Paper, board and packaging products gain desired qualities with the aid of filling and coating agents. The Finnish forest industry annually spends over a billion euro on substances which are classified as chemicals. About 75% of these are harmless natural substances, such as china clay, calcium carbonate and talc.
Finnish manufacturers have specialised in printing and writing papers that involve a very high level of value-added input. Mineral substances can account for over half the weight of, for example, coated fine paper.
The Finnish paper industry uses about 3-3.5 million tonnes of minerals for coating and filling each year when producing paper products for 100 million people main export markets beeing in Europe.
Valuable chemicals are recovered and reused
Pulp-making chemicals are almost entirely recovered and reused in the manufacturing process. In bleaching, chlorine has been replaced by chemicals that are less harmful to the environment, such as chlorine dioxide and oxygen-based substances like hydrogen peroxide and ozone.
The scope of REACH does not include natural substances, such as minerals. REACH is not applied to mechanical pulp, cellulose or minerals.
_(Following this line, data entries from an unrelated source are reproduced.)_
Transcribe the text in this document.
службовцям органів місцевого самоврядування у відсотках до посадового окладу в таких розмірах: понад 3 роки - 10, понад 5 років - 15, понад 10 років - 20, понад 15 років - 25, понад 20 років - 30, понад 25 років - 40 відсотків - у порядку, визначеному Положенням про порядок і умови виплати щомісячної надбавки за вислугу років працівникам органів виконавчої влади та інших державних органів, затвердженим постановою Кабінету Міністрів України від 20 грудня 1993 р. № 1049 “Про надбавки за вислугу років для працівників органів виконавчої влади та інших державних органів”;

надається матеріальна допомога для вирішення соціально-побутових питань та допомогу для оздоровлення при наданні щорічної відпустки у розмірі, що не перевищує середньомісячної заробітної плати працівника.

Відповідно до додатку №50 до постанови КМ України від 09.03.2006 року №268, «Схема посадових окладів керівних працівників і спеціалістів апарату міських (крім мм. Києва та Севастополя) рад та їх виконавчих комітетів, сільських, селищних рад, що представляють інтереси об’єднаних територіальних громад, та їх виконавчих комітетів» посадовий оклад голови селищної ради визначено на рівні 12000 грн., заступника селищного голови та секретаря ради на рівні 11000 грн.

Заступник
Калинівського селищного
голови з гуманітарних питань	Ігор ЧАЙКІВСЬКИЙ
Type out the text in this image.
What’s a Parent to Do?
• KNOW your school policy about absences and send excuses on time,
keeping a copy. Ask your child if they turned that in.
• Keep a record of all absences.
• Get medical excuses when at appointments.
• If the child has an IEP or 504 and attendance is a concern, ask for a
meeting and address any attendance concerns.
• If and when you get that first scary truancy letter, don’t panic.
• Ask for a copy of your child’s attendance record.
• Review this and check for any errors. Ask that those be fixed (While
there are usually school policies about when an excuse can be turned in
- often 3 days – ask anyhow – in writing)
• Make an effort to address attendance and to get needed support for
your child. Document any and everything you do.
REACH means responsibility to share information
REACH is of relevance to the forest industry mainly because it is a downstream user and, as such, shares responsibility for obtaining information about chemical exposure.
REACH covers some chemicals produced by the forest industry, such as bleaching chemicals in some circumstances and by-products put on the market like tall oil.
The forest industry supports the goals of REACH; it is important to increase awareness of health and environment issues as well as to find harmless substitutes for hazardous materials. At the same time it is important that the REACH system is developed with a reasonable cost level and practical functionality in mind.